This issue focuses on employees who only give half the story to their bosses.
Most often this happens because an employee doesn’t realize how much or how little his (her) boss already knows. When relating something to the boss, then, he leaves out pertinent information on the incorrect assumption that his boss is already aware of it. It’s also not uncommon for employees to intentionally leave out the occasional embarrassing detail when relaying information to their superiors – particularly when things aren’t going quite right.

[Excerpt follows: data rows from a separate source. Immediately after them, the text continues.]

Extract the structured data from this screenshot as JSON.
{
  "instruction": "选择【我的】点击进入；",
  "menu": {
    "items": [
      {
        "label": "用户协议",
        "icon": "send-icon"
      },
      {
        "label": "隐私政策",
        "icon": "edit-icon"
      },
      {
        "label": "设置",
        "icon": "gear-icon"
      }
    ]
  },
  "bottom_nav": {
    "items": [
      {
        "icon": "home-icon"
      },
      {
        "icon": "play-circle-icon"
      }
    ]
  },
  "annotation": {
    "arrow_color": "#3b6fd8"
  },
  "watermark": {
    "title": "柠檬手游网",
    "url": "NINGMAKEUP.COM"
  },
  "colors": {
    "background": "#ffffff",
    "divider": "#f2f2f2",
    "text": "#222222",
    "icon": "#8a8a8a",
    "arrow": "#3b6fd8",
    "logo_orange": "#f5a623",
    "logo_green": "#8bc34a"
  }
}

Whatever the reason, when you’re trying to understand or resolve a situation, not having all the relevant information creates significant challenges. All it can take is one small missing detail to lead you to a wrong conclusion and a subsequently devastating decision. So what can you do to ensure that you get the whole story from your employees? It all has to do with your management style.
The first and most critical thing to look at is how you typically respond when things go wrong, or when employees make mistakes. Do you focus on assigning blame, or do you focus on fixing things? Do you chew your employee out or do you use it as a coaching opportunity? Do you get visibly angry, or do you maintain a positive demeanor? The truth is, all it takes is one negative response on your part to inhibit any future candidness from your employees. One scolding, one blow-up, one sarcastic lash, and it becomes very, very difficult to get employees’ trust back. Sure, it might feel good to vent your frustration, but the cost of letting your emotions stand in place of positive coaching skills is much too high.
You also have to have a history of listening to your employees. If they’re used to you rushing them, interrupting them or ignoring them, then you’ve sent the message that brevity is more important to you than completeness.
There’s no quick fix for achieving meaningful, complete two-way communication. You can’t just demand it of your employees. It takes time,
skill, trust and mutual respect. The payoff in results and employee engagement, however, can’t be overstated.